Grappoli di incontri, riportati integralmente: è questa una delle caratteristiche non solo nuove, ma più affascinanti del testo. Non è una semplice serie di risposte, non sono semplicemente riportati i passaggi relativi al tema in questione, ma l’intera cena, compresi i riferimenti alle vicende personali delle partecipanti, battute che di norma caratterizzano le fasi iniziali e conclusive dei dialoghi. Parole in presa diretta, riportate fedelmente, e la ragione profonda è che non si tratta di una trattazione sistematica, ma proprio della testimonianza, la documentazione di una amicizia che diventa il metodo, la strada per inoltrarsi nella verità. E non è un caso che il primo volume di questa nuova serie sia intitolato “Tu” (o dell’amicizia): l’amicizia è il grande tema a cui don Giussani ci introduce. Non si tratta di un sentimento, di una generosità, ma si tratta di qualcosa di originale, di essenziale per l’uomo, di così essenziale perché caratterizza la natura stessa dell’essere. L’essere è Trinità, Dio è Trinità, Dio è per natura amicizia. La prima amicizia, la prima forma dell’amicizia, da cui derivano tutte le altre, da cui deriva l’amicizia con Cristo, l’amicizia umana, è il riconoscimento della nostra libertà, riconoscimento amoroso. L’amicizia originale è accettare innanzitutto di essere in questo istante dell’essere.

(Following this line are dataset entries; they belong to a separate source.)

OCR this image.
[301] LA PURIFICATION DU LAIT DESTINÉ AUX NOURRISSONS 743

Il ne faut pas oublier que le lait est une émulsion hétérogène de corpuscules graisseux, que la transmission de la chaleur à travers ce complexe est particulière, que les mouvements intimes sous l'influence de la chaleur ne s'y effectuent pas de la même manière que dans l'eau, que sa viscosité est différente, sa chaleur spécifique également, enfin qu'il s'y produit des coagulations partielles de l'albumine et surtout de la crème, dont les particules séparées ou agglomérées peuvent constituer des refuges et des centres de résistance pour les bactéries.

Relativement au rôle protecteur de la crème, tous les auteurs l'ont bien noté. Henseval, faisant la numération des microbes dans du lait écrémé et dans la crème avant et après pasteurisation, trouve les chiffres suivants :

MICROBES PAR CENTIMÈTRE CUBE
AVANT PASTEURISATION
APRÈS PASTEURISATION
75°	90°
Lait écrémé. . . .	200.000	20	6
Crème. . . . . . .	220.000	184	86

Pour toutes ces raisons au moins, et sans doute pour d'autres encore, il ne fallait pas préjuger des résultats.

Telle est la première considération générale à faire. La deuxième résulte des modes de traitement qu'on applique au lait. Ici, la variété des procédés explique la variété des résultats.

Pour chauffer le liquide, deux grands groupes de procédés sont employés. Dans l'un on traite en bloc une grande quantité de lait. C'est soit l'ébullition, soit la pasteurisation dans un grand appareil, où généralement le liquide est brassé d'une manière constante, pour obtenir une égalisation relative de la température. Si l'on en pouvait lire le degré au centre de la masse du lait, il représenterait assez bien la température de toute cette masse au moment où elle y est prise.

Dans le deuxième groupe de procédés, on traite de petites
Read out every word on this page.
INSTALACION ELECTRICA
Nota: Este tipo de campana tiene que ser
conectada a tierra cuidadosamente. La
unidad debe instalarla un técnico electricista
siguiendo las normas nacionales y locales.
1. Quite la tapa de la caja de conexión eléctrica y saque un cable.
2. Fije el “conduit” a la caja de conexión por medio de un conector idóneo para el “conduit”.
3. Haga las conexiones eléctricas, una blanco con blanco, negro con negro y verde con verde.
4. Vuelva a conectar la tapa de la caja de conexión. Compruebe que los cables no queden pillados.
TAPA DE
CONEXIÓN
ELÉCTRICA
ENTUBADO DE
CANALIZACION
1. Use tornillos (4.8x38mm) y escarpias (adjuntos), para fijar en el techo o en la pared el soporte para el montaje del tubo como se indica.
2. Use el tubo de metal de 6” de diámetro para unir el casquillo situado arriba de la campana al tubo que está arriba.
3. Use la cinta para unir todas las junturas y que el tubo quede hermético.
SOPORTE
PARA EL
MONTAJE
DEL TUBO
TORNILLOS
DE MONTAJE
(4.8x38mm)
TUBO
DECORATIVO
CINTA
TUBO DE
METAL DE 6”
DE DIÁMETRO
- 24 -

Zardoni: “Tischreden” è il nome che da subito Giussani ha dato ai raduni della nostra casa: è una scuola, una scuola senza porte e senza mura, anche in senso fisico, perché spessissimo Giussani arrivava con i suoi amici, sposati, stranieri, preti, universitari. È una scuola dove il dialogo non ha mai avuto limiti o confini, che ha sempre portato tutta la realtà della vita nell’approfondimento delle parole.
Le nostre domande spesso sono improprie: al momento, c’è chi mentre parla, come in qualsiasi raduno di Scuola di Comunità, si commuove, c’è chi perde il filo del discorso, oppure ci sono quelle volte in cui si ride per niente. Ma abbiamo dovuto tenere integralmente tutti i nostri interventi, per due motivi. In primo luogo perché altrimenti non si capirebbero certi passaggi del movimento del pensiero proprio di Giussani, e poi per far capire come la realtà si comprende dentro questo dialogo, attraverso questa amicizia.
Quello che io vorrei dirvi come prima cosa, se dovessi dire quello che mi ha colpito di più in questi dieci anni, è l’affermazione dell’altro, che ha sempre fatto il Giuss di noi, perché c’è. Provate a pensare: bisogna preparare due pagine, il paragrafo del testo di Scuola di Comunità, e uno dice sempre “lo leggo dopo, lo leggo dopo”. E poi arriva il Giuss, è normalissimo che uno si senta impreparato, e non si sente impreparato per umiltà, si sente impreparato per realismo, per cui tantissime volte, io incominciavo dicendo: “don Giuss, non sono tanto pronta”. E mi ha sempre colpito perché lui mi ha sempre detto: “non importa”. E allora io dicevo: “Ma allora, che cosa importa?”. “Importa esserci”. E questo era vero proprio per tutti. Tutti gli anni arrivavano delle nuove ragazze, oppure arrivavano dei nuovi amici, e lui non calava mai la tensione e l’attenzione e sempre entrava in rapporto con tutti. Mi ha colpito una volta: eravamo lì in una ventina, e io ero convinta che il motivo per cui lui era così interessato fosse per alcune presenze, poi quelle presenze sono andate via, e io ho detto: “adesso sarà meno interessato”. E lui invece è rimasto uguale. Allora dopo in macchina gli ho proprio detto: “Ma come è possibile che tutto ti interessi?”. E lui mi ha risposto: “come faccio a non interessarmi se è un pezzo della compagnia che Dio dà alla mia strada?”. Ecco, la prima cosa è questa, che traspare nel libro, cioè vi accorgerete che a poco a poco il Giuss a tutte noi cambia il nome, a tutte dà i soprannomi, si interessa di noi, e poi lo dice proprio nei contenuti.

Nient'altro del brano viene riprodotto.